Category Archives: devops

Scale, Software and Throughput

Software is eating the world” (ala Mark Andreesen) and becoming increasingly pervasive: phones, app’s, TVs, routers, fridges (why? no idea), drones, SCADA systems, industrial controls, cars, etc. etc., the boundary of things connected to the internet fabric, opens up new types of services but also massive new types of vulnerabilities. The Internet of Things (IoT) is creating a world of always connected, changing and updating devices.

Scale also refers to the flood of changes that occur in software on a daily basis either due to new features or reactions to needed and required fixes. Keep in mind that software is a collection of building blocks, dependencies within dependencies.

Software has become a deep, wide and fast moving river of change.

Henry Ford and the the manufacturing industry figured out how to deal with scale: simplify, automate and control to optimize throughput. The first thing Ford and Company did was simplify how a car could be built, this required reengineering of parts, but more often than not it required simplifying how the person interacted with the car build process, breaking down tasks into small units, simplifying movements, getting atomic. This created the modern moving assembly line with manned unskilled labor. The skilled labor moved up the design stack and became the engineers who designed the car AND the mechanics of the tooling, build systems and delivery processes. In effect the skilled labor was able to scale their efforts through simplified processes and optimize simply and build chains.

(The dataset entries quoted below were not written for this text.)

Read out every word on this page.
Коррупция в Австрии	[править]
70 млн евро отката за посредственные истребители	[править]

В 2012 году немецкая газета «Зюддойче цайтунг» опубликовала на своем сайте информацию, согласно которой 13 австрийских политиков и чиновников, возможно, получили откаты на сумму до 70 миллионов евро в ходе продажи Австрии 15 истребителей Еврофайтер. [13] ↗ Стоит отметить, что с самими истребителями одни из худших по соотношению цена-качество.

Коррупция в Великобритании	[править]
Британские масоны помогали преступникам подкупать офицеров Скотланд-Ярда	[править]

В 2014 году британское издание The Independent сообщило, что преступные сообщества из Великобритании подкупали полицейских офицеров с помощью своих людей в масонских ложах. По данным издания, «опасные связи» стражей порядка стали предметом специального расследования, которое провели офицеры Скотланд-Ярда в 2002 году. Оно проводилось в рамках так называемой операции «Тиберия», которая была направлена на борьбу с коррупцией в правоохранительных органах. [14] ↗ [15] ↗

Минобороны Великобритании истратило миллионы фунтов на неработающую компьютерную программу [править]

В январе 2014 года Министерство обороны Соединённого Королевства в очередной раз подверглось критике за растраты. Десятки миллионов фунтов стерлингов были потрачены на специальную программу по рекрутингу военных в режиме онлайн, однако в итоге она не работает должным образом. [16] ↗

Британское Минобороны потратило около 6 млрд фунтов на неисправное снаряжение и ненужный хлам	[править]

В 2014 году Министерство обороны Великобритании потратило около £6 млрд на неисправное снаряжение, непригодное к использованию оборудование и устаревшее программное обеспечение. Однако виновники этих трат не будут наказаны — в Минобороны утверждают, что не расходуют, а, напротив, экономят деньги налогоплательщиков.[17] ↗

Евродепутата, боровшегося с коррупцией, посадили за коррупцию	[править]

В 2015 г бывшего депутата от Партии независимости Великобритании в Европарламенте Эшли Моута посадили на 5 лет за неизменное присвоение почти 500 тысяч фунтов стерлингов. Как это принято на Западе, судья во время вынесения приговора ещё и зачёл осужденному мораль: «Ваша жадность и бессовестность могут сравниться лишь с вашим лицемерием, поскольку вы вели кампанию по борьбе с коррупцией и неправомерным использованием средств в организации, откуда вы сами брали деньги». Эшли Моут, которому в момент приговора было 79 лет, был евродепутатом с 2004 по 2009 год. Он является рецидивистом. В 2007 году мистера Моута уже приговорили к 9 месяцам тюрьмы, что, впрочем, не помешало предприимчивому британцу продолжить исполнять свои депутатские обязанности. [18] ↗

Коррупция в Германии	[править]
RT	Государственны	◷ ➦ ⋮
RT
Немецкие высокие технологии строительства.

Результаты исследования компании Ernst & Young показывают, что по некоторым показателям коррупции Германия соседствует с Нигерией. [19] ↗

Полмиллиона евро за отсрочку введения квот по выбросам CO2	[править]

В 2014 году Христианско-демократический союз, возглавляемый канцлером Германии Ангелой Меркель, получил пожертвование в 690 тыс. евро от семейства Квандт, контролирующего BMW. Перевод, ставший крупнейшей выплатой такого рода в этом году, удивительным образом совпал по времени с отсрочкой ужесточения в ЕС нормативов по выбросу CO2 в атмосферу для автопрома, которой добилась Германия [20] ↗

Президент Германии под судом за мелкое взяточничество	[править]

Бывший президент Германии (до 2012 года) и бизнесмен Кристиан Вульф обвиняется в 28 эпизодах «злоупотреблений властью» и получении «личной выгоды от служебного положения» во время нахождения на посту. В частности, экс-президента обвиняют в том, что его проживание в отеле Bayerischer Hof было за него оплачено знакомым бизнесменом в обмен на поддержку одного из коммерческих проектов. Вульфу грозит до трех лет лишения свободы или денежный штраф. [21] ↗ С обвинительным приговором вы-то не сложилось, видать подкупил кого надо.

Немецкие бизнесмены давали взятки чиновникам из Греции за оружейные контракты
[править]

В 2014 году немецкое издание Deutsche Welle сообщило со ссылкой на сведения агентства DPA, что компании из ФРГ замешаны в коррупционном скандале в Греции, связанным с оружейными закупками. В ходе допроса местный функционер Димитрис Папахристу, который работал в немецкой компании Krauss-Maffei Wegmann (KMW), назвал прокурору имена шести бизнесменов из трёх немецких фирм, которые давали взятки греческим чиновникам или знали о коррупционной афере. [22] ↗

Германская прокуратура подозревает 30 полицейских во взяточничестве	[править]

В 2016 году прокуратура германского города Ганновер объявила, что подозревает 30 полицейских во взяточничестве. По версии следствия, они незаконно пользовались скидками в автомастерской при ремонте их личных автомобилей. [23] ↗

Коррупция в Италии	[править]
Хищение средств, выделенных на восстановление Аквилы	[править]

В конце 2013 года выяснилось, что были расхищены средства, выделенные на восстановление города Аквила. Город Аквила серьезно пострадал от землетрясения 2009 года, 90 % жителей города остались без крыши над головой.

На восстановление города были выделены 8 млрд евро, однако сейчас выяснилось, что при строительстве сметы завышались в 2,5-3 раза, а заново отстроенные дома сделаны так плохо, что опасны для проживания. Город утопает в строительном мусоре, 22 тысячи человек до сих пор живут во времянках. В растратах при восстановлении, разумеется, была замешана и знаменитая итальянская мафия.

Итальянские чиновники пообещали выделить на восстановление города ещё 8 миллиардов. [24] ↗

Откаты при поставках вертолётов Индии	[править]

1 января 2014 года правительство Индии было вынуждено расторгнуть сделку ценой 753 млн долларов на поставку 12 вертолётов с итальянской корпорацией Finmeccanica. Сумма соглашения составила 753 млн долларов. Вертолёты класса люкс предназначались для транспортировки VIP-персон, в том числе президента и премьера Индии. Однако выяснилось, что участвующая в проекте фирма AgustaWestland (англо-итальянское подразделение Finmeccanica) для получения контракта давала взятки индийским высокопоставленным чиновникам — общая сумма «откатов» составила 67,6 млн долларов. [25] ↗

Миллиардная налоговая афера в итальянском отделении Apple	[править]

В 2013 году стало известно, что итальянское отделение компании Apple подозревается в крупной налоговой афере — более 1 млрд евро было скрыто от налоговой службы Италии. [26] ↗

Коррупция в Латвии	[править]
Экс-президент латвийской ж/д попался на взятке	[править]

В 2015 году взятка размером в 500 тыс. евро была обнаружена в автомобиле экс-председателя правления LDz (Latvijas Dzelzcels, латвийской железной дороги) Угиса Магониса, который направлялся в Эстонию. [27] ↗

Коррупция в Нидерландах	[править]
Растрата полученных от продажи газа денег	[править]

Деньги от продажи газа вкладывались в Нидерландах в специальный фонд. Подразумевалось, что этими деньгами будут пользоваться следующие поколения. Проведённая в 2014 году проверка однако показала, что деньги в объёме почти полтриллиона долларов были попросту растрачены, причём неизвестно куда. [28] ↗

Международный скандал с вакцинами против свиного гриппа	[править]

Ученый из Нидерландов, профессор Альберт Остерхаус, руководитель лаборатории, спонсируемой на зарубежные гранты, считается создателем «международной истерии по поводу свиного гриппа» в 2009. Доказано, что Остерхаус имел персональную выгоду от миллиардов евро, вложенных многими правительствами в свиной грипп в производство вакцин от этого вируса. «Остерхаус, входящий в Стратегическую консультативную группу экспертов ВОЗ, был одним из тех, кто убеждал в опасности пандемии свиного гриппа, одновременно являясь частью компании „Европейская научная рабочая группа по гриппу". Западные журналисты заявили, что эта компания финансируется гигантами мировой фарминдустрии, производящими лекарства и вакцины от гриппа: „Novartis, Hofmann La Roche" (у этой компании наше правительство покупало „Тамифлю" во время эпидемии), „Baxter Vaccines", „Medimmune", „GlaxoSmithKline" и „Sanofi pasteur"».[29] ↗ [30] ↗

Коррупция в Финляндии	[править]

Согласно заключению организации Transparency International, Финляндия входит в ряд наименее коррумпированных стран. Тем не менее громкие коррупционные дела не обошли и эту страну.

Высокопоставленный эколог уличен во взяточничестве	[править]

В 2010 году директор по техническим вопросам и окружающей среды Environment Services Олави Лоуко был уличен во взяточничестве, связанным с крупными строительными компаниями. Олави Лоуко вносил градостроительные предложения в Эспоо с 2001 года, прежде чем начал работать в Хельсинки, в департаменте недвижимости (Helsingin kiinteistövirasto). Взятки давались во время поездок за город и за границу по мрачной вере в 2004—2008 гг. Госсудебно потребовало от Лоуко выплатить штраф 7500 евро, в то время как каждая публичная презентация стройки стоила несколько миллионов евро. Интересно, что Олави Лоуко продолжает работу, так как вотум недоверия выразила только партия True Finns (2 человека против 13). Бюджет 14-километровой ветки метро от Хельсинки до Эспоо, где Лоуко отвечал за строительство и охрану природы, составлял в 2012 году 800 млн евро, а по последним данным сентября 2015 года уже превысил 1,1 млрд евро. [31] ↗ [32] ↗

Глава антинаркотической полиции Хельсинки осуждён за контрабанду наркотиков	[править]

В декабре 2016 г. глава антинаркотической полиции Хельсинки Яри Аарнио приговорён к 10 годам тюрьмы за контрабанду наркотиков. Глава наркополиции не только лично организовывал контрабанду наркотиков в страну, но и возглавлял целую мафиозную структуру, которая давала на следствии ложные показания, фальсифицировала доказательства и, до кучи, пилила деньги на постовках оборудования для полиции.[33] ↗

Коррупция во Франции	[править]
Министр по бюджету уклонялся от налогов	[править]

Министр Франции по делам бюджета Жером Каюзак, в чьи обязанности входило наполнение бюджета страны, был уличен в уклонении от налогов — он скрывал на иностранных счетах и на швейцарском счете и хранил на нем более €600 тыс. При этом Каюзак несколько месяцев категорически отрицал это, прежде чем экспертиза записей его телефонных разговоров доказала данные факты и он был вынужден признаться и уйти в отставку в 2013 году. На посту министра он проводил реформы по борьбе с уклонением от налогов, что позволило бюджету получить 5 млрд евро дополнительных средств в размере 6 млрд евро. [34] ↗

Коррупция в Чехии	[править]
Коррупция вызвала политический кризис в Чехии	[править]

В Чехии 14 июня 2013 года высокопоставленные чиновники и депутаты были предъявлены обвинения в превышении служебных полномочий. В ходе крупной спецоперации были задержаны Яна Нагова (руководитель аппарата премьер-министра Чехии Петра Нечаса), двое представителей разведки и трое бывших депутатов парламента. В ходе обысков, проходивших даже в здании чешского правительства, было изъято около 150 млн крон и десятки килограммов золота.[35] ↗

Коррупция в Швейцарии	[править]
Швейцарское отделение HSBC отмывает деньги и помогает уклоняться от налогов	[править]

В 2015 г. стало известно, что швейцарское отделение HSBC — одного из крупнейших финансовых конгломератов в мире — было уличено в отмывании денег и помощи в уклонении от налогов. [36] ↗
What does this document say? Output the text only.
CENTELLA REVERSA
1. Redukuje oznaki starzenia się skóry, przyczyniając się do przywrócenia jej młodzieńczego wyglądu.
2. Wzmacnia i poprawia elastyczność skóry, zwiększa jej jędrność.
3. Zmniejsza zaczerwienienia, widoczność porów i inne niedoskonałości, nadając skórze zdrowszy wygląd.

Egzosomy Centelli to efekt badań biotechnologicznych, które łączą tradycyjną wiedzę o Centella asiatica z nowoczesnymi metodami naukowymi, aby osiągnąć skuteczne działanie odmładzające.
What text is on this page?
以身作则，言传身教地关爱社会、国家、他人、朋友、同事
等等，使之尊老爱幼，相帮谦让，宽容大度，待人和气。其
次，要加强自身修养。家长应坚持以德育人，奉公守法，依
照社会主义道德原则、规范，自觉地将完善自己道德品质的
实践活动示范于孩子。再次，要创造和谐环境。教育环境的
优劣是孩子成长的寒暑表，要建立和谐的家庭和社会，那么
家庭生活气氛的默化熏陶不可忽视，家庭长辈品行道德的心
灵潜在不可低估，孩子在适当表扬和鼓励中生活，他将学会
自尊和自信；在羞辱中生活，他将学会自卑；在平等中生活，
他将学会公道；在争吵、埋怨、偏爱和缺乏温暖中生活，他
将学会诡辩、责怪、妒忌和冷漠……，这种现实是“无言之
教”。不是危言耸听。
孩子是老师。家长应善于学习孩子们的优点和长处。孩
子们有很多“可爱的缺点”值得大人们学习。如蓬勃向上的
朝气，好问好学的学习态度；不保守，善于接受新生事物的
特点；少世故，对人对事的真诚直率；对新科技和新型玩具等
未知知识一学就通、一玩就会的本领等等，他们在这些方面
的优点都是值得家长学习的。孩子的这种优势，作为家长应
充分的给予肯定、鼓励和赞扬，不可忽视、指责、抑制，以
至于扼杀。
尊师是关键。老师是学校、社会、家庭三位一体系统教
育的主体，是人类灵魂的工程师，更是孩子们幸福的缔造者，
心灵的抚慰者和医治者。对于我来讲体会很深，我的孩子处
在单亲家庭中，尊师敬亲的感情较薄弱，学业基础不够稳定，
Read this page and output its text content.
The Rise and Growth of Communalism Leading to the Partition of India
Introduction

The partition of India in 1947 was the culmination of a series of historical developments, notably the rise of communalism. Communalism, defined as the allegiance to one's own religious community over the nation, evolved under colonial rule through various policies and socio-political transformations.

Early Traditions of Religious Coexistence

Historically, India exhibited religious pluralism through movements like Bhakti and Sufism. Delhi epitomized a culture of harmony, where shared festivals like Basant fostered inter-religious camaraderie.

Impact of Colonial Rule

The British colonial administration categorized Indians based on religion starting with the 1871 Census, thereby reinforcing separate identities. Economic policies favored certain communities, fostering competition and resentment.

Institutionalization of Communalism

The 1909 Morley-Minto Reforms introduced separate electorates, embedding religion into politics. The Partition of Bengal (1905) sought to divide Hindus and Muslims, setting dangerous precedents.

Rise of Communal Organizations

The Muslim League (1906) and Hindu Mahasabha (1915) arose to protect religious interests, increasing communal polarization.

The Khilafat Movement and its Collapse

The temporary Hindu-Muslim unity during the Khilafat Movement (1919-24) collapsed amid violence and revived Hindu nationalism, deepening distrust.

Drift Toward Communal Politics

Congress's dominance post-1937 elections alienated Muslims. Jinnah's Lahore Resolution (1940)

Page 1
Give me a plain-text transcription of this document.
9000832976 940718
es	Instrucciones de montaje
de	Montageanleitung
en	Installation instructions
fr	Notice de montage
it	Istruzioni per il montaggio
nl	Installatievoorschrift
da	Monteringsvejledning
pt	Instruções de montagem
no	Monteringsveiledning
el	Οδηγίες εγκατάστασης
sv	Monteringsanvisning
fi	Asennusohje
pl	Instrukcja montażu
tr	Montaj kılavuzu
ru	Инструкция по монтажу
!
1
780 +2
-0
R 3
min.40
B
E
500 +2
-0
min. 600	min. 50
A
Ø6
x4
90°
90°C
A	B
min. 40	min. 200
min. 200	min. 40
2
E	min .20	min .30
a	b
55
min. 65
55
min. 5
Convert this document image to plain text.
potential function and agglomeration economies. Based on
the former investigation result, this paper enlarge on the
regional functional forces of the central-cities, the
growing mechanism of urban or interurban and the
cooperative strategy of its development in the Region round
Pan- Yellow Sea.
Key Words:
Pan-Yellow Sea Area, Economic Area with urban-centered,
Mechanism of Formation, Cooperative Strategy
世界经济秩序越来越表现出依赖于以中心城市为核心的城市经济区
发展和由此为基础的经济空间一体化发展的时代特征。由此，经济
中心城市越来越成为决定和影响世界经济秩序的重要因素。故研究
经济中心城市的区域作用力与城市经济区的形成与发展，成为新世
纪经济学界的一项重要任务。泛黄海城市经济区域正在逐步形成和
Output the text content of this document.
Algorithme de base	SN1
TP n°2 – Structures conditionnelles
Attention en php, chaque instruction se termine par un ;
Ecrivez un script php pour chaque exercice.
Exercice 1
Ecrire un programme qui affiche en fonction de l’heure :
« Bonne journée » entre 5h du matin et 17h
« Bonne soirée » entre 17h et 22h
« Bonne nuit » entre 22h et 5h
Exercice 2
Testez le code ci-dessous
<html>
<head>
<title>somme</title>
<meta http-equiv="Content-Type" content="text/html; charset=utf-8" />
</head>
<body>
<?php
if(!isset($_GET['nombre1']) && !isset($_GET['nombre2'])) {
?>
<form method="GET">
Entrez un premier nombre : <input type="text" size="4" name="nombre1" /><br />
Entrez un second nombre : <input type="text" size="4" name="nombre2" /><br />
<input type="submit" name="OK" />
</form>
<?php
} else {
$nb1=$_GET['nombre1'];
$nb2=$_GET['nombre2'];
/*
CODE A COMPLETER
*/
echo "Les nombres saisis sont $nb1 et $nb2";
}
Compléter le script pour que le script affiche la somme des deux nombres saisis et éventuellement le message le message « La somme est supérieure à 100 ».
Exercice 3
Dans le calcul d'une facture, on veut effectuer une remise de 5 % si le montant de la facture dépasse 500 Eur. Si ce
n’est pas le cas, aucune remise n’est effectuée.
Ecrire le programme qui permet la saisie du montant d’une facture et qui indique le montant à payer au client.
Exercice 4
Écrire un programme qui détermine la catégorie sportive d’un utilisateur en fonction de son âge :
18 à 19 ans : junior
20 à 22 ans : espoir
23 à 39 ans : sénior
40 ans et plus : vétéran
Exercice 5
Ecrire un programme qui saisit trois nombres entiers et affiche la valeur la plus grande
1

DevOps culture and techniques are pushing this mentality into software creation and delivery: the developer is the designer, after that administrators and operations requires as much automation as possible to deploy change, scale and manage issues as quickly as possible.

Oftentimes we come across great point solutions (or products) to help with software development and delivery, but they don’t address the needs of an end-to-end enterprise supply chain.

JIT

An older book that does a great job of describing the accelerating change occurring in the software development and operations industry is The Goal (http://www.amazon.com/The-Goal-Process-Ongoing-Improvement/dp/0884270610). It’s focus was on the revolution of merging just-in-time (JIT) delivery/logistics of material with updated manufacturing and information technology systems to simplify and lower the costs associated with create/build/delivery of physical goods. It is a must read for anyone currently in the software delivery game who is seeking to optimize, manage and understand software supply chains, i.e., moving from install DVDs to always on software stream.

Software is being forced into this model to handle the scale required by validation and verification, security and vulnerability analysis, and target platform support (mobile, desktop, cloud and all of the OS variants).

Speed Matching Evolution

There are many gaps to be filled in the cybersecurity world. AirGap is focused on providing solutions to problems in the combined realms of cybersecurity and software supply chain.

When it comes to security and software we see three problems:

  • Speed: of software development and change
  • Scale: volume of software (its everywhere and eating more of the world)
  • Supply chain and up-stream dependencies

Each of these three interrelate and must be solved in concert to enable an enterprise to be secure and up-to-date.

We view ‘speed’ impacting the software supply chain speed along two axis: development and operations. The speed at which software is developed and the speed it expects to be delivered and deployed.

Software now evolves much more rapidly due to number of factors, but chief among them are the development and delivery of changes like bug-fixes and enhancements based on changes in up-stream dependencies. The “don’t reinvent the wheel” mentality of software projects, simply because they can’t afford to do so, scales up the volume of software. As software is released in both realtime (as changes happen) and on rapid schedules down-stream projects want to consume the fixes and new features as quickly as possible.

Speed of Development: As mentioned above, the pace of software development is increasing. Agile practices, open source software frameworks and libraries, dynamic languages and improvements in tooling and delivery are combining to improve the effectiveness and efficiency of developers. New software and updates to existing software are being released readily to various open channels.

Speed of Operations: Movements such as DevOps, Continuous Deployment and Continuous Delivery are simplifying the full scale industrialization of software coding, streamlining pipelines of source to various endpoints. Manufacturing-style automation has finally made its way to software, enabling a few people to run large chunks of engineering infrastructure at a fraction of the cost of five years ago. This automation also means less mistakes and errors via accountability and repeatability. But it does mean that speed must be built into the equation of software operation and maintenance.

Many enterprises haven’t found it possible to keep up with either the speed of software development or the speed of operations so that software can evolve to meet current needs or threats. The path just does does not exist, creating a performance and security situation which can be unmanageable. Worse, as vulnerabilities are identified in operational software, organizations struggle to “roll forward” or patch their environments.

Why? Simply, the frog has been cooked slowly or the enterprise hasn’t built up its organizational IT bureaucracy to match the speed of how software needed to be updated, maybe once a year? In many organizations the dependency on vendors to provide updates creates a lag and an environment ripe for attack. For open source software, most IT infrastructures just aren’t responsive enough to process/validate the flow of changes.